E poi c’è la questione delle differenze tra i Paesi. Secondo la classificazione NOVA la pizza è un ultraprocessato e potrebbe non essere salutare in molti Paesi. “La pizza che mangiamo nel continente americano è spesso fatta con diversi strati di grassi, anche animali” spiega La Vecchia, “mentre la nostra potrebbe essere diversa”. La classica ricetta italiana, infatti, che prevede ingredienti freschi, olio d’oliva e verdure, non può essere considerata un prodotto sfavorevole per la dieta.

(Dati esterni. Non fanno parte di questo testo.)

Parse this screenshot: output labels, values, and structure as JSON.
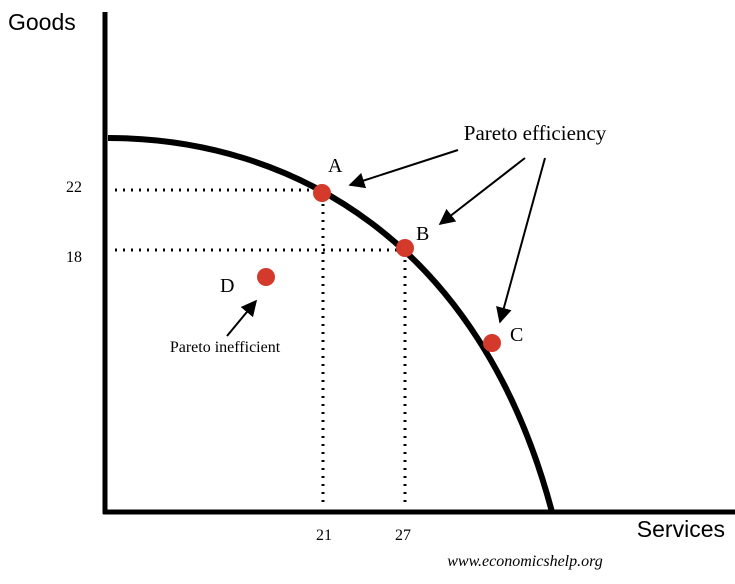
{
  "axes": {
    "y_label": "Goods",
    "x_label": "Services"
  },
  "ticks": {
    "y": [
      22,
      18
    ],
    "x": [
      21,
      27
    ]
  },
  "points": [
    {
      "label": "A"
    },
    {
      "label": "B"
    },
    {
      "label": "C"
    },
    {
      "label": "D"
    }
  ],
  "annotations": {
    "efficient": "Pareto efficiency",
    "inefficient": "Pareto inefficient"
  },
  "credit": "www.economicshelp.org"
}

Secondo alcuni studiosi, quindi, dovremmo distinguere i cosiddetti “ultraprocessati sani” che restano prodotti nutrienti e non eccessivamente calorici. Anzi, alcune volte potrebbero essere ottimi per la dieta: per esempio i burger di soia hanno in genere valori nutrizionali comparabili o preferibili a quelli di origine animale, considerati invece cibi minimamente processati; contengono più fibre, meno acidi grassi saturi e una densità energetica più bassa. Ci sono studi che dimostrano come integrarli nella dieta contribuisca ad abbassare i livelli di colesterolo.
Un consumo consapevole
Davanti agli ultra-processati, la chiave è un consumo consapevole. A rappresentare un problema non è il consumo di questo tipo di alimenti una volta ogni tanto. Occorre seguire una dieta che preveda molta frutta e verdura ed in cui gli ultraprocessati possono essere presenti purché non diventino il centro della nostra dieta. E, dunque, facendo attenzione a quelli molto calorici, soprattutto in presenza di fattori di rischio come diabete, obesità o problemi cardiovascolari. Infine, bisognerebbe limitare il consumo di quegli ultraprocessati poco favorevoli per la salute. Come sottolinea La Vecchia, “Sono quelli che contengono grandi quantità di zuccheri raffinati, grassi saturi o sono fatti con carni di provenienza poco definita”, cioè quelli dove si trova scritto, per esempio, “carne suina” ma non è specificata la parte dell’animale né il Paese da cui proviene.